Daily Devotion – September 22, 2021 – Dr. Pat Taylor Ellison

James 3:13 – 4:3, 7-8a
3:13 Who is wise and understanding among you? Show by your good life that your works are done with gentleness born of wisdom.
3:14 But if you have bitter envy and selfish ambition in your hearts, do not be boastful and false to the truth.
3:15 Such wisdom does not come down from above, but is earthly, unspiritual, devilish.
3:16 For where there is envy and selfish ambition, there will also be disorder and wickedness of every kind.
3:17 But the wisdom from above is first pure, then peaceable, gentle, willing to yield, full of mercy and good fruits, without a trace of partiality or hypocrisy.
3:18 And a harvest of righteousness is sown in peace for those who make peace.
4:1 Those conflicts and disputes among you, where do they come from? Do they not come from your cravings that are at war within you?
4:2 You want something and do not have it; so you commit murder. And you covet something and cannot obtain it; so you engage in disputes and conflicts. You do not have, because you do not ask.
4:3 You ask and do not receive, because you ask wrongly, in order to spend what you get on your pleasures.
4:7 Submit yourselves therefore to God. Resist the devil, and he will flee from you.
4:8 Draw near to God, and he will draw near to you.

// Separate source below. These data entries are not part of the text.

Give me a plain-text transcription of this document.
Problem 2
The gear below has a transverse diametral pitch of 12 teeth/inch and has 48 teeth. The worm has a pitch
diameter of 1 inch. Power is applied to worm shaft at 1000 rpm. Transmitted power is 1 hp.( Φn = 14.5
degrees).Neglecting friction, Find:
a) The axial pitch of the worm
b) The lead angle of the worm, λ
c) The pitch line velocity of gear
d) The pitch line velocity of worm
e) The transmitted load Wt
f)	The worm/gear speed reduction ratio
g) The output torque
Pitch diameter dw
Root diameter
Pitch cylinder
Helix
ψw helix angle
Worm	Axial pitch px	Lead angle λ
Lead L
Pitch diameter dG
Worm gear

So much in this passage from James warns us that we will be wicked and we will be punished. Yet there is also a beautiful flower right in the middle of it about peace. Let’s concentrate on 3:17-18, below.

3:17 But the wisdom from above is first pure, then peaceable, gentle, willing to yield, full of mercy and good fruits, without a trace of partiality or hypocrisy.
3:18 And a harvest of righteousness is sown in peace for those who make peace.

I love this description of wisdom that is willing to yield and full of mercy. James goes on to say that those who make peace will reap a harvest of righteousness (right relationship with God). What might it mean to make peace, and not just keep peace? Those who keep the peace mostly just placate others and try not to rock the boat. But those who make peace are the ones who meet their opponent halfway, argue and listen and give and take until they have a mutual understanding of one another. That is making peace, and it is hard work. But for those who do it, they will have a right relationship with God.

In a very important way, this making of peace is what God has been trying to do with us humans from the very beginning. The Bible is a book full of the stories of how God has worked to understand us and we have worked to understand God – our arguments, our listening, our speaking together, and mutual understanding. So when we do that same work of trying to wrestle and listen and speak and understand other human beings, we are doing the kind of work that makes God proud of us. No wonder there is a harvest of righteousness – our relationship with God the Creator is in order when we are doing God’s work of understanding and peace-making.

This week I will try every day to make some peace, not just to keep it.

Gracious God, Thank you for loving us. Thank you for showing mercy and love working to understand every person. Every person, including me. Help me to work at doing the same.  Amen.